Micareta, Carnival Out of Season

Maranhenses love a party enough to invent one. The Açaí-Folia Micareta is one of the largest off-season carnivals in northeastern Brazil, a second helping of revelry months after the official February carnival has ended. Other cities keep their own rhythms. Imperatriz, the state's second-largest economic center on the Tocantins River, anchors the industrial west. Carolina draws daytrippers to its waterfalls. Grajaú offers riverside scenery and sandy patches that give it a charm distinct from the dune-focused east. Across the interior, the Grajaú River's waterfalls draw visitors, and the southwestern corner of the state serves as a staging ground for ecotourism into the cerrado and the edges of the Amazon basin.

The Parnaíba Delta and Beyond

At Maranhão's eastern border, the Parnaíba River meets the Atlantic in a delta formed of islands, lagoons, dunes, and mangroves. It is one of only three open-sea deltas in the Americas. Ilha do Caju, a private nature reserve on one of the delta islands, shelters rare birds and attracts serious birders from across the continent. Smaller settlements like Primeira Cruz and Canto de Atins, a fishermen's village turned kitesurfing hotspot, mark the edge of the Lençóis Maranhenses. The tiny coastal town of Tutóia serves as a jumping-off point for the Pequenos Lençóis, a smaller cousin of the main dune field. Travelers moving between the dunes and Parnaíba tend to stop in Barra Grande or Paulino Neves, which offer a different kind of charm than the main tourist hub.

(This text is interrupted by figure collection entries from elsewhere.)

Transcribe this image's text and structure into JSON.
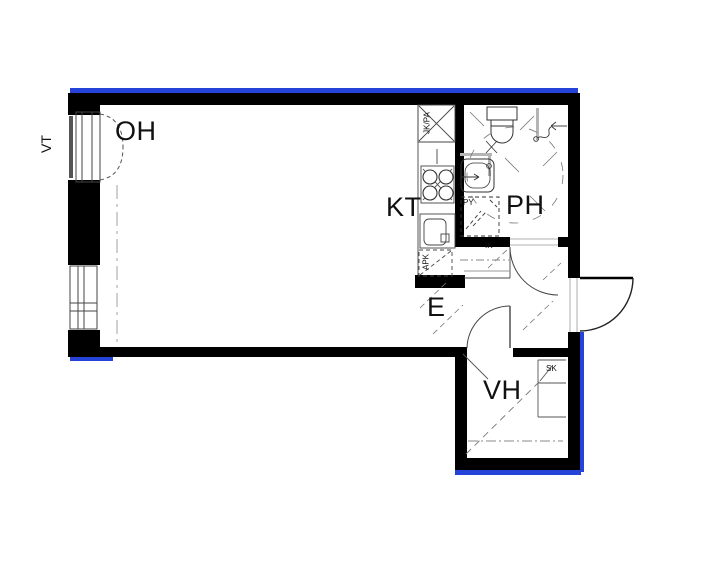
{
  "plan": {
    "rooms": {
      "living": "OH",
      "kitchen": "KT",
      "bathroom": "PH",
      "entry": "E",
      "walk_in_closet": "VH"
    },
    "markers": {
      "balcony_door": "VT",
      "fridge_freezer": "JK/PA",
      "dishwasher": "APK",
      "laundry_reservation": "PY",
      "entry_closet": "IK",
      "cleaning_cupboard": "SK"
    },
    "colors": {
      "wall": "#000000",
      "exterior_edge": "#2542d9",
      "thin_line": "#444444",
      "hatch_line": "#777777"
    }
  }
}
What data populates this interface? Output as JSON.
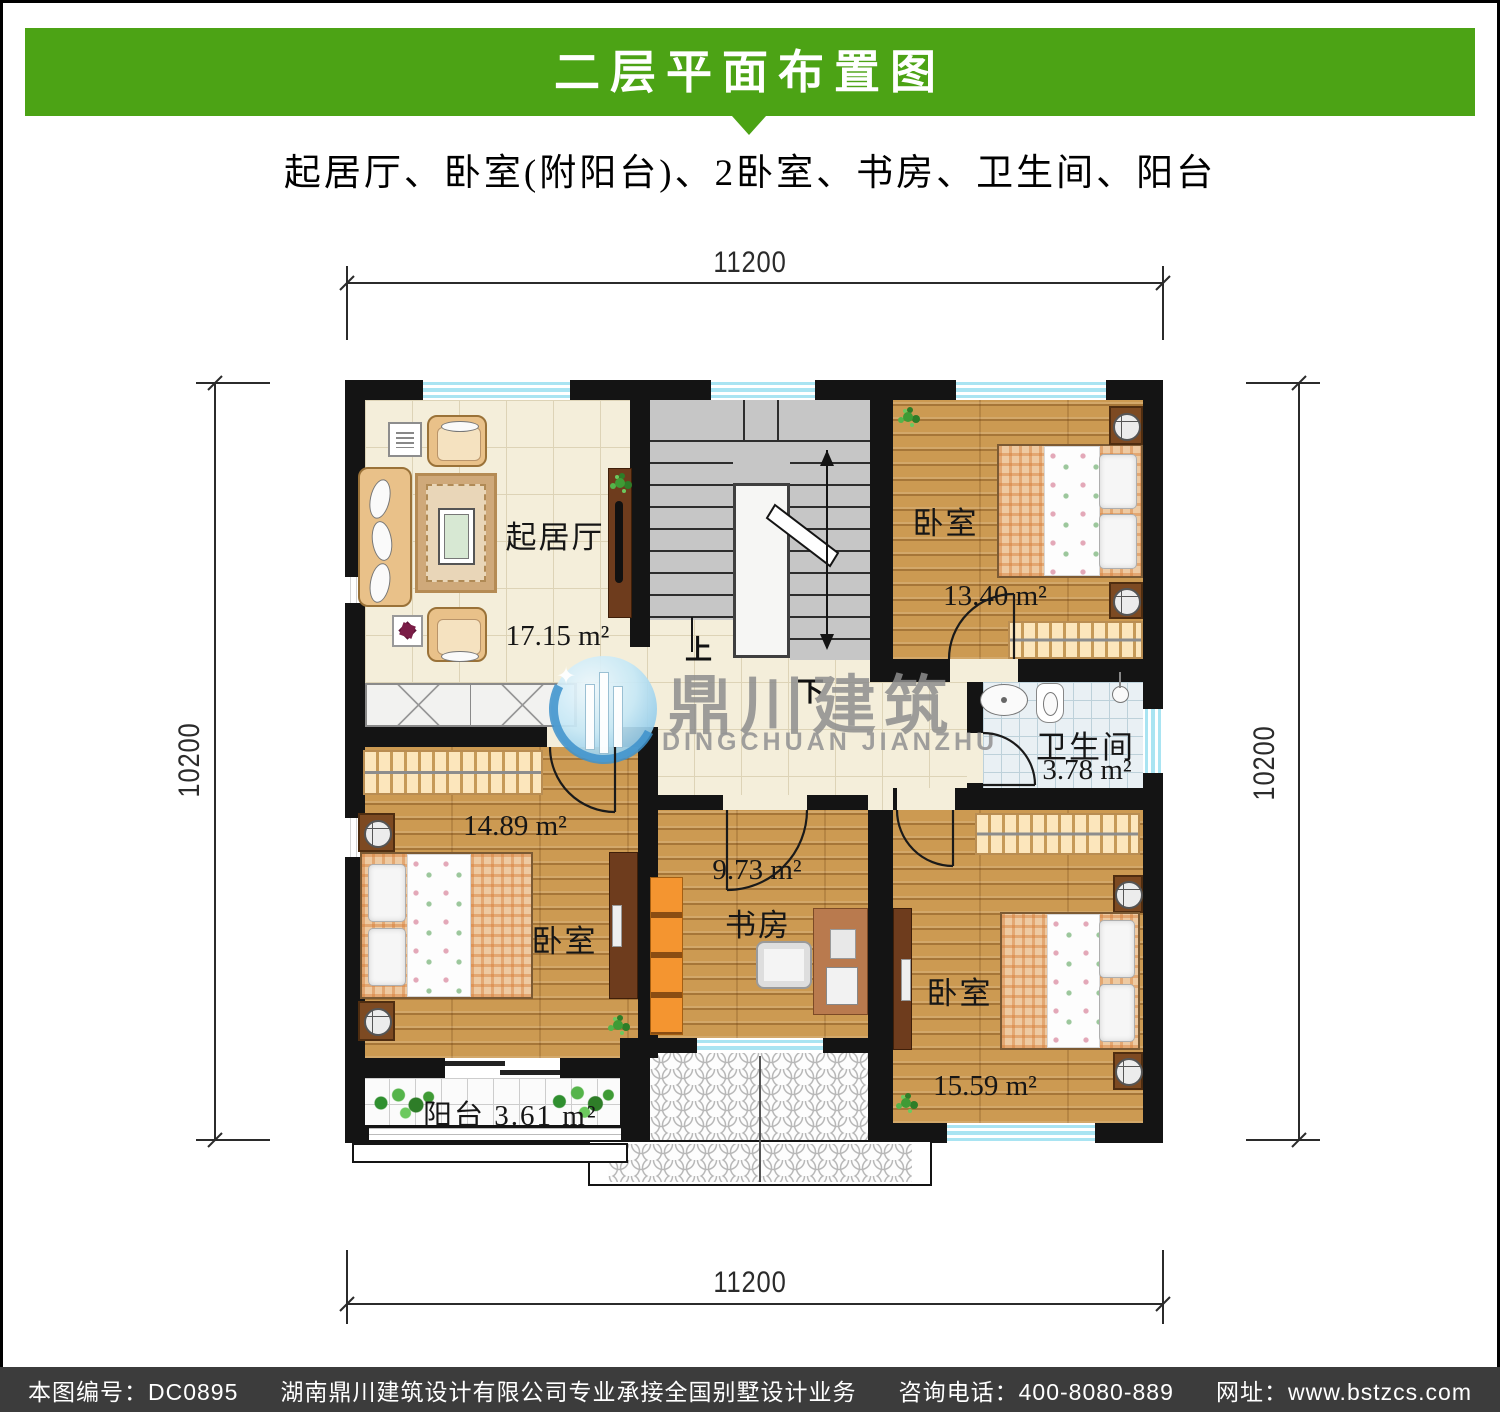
{
  "header": {
    "title": "二层平面布置图",
    "subtitle": "起居厅、卧室(附阳台)、2卧室、书房、卫生间、阳台"
  },
  "dimensions": {
    "top": "11200",
    "bottom": "11200",
    "left": "10200",
    "right": "10200"
  },
  "rooms": {
    "living_room": {
      "label": "起居厅",
      "area": "17.15 m²"
    },
    "bedroom_top_right": {
      "label": "卧室",
      "area": "13.40 m²"
    },
    "bathroom": {
      "label": "卫生间",
      "area": "3.78 m²"
    },
    "bedroom_left": {
      "label": "卧室",
      "area": "14.89 m²"
    },
    "study": {
      "label": "书房",
      "area": "9.73 m²"
    },
    "bedroom_bottom_right": {
      "label": "卧室",
      "area": "15.59 m²"
    },
    "balcony": {
      "label": "阳台",
      "area": "3.61 m²"
    }
  },
  "stairs": {
    "up_label": "上",
    "down_label": "下"
  },
  "watermark": {
    "brand_cn": "鼎川建筑",
    "brand_en": "DINGCHUAN JIANZHU",
    "spark": "✦"
  },
  "footer": {
    "drawing_no": "本图编号：DC0895",
    "company": "湖南鼎川建筑设计有限公司专业承接全国别墅设计业务",
    "phone": "咨询电话：400-8080-889",
    "website": "网址：www.bstzcs.com"
  },
  "colors": {
    "banner_green": "#4ca315",
    "footer_bg": "#3c3c3c",
    "wall": "#141414",
    "window_blue": "#a9e4f2",
    "wood_floor": "#cc9a52",
    "cream_tile": "#f4eeda",
    "stair_gray": "#c6c6c6",
    "bath_tile": "#e9f0f4",
    "bookshelf_orange": "#f49530",
    "watermark_gray": "#8e8e8e"
  }
}
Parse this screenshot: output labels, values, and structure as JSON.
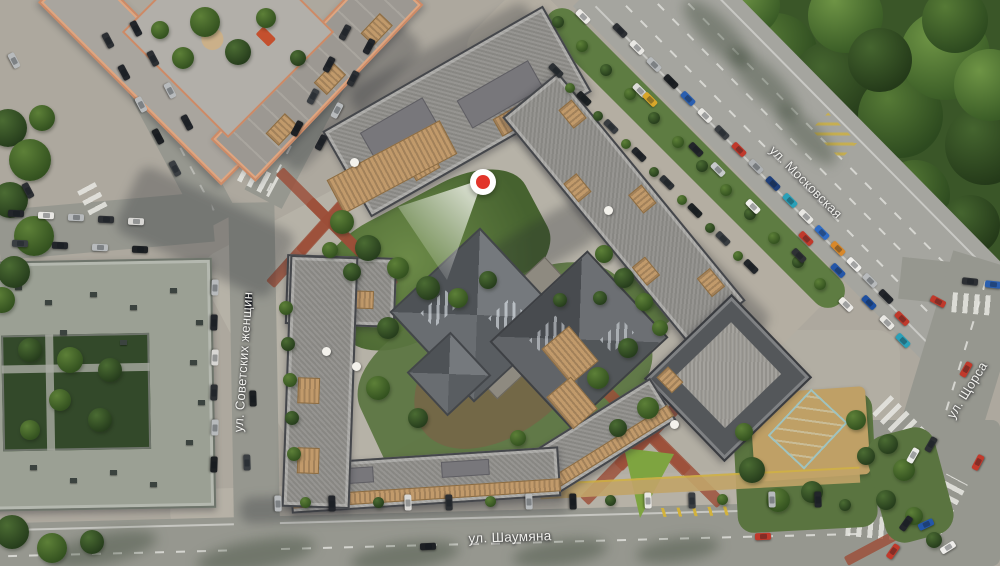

Practical Rules of the Road

Marechal Cunha Machado International Airport lies 13 kilometers from central São Luís, handling the bulk of Maranhão's air traffic since international flights began in 2004. Renato Moreira Airport serves Imperatriz in the west. Highways BR-010 and BR-230 cross the state, though the road network is notably weaker in the south. Brazilian health authorities (ANVISA) classify Maranhão as endemic for sylvatic yellow fever and recommend vaccination at least ten days before arrival. And if a cold red can of Guarana Jesus appears at your table, accept it. It really does taste like bubble gum. That is not a flaw. That is, somehow, the whole point.

From the Air

Maranhão spans coordinates roughly 6.18°S, 45.60°W at its centroid. State covers 332,000 km² of northeastern Brazil. Marechal Cunha Machado International Airport (SBSL) serves São Luís; Renato Moreira Airport (SBIZ) serves Imperatriz in the west. Key visible features from altitude: the stark white Lençóis Maranhenses dune fields along the northeastern coast near Barreirinhas; the Parnaíba River delta at the Piauí border; the dark green of the Maranhão mangroves (tallest in the world) fringing the western coast. Recommended viewing altitude 25,000-35,000 feet for state-scale features. Coastal haze common in wet season (October-March).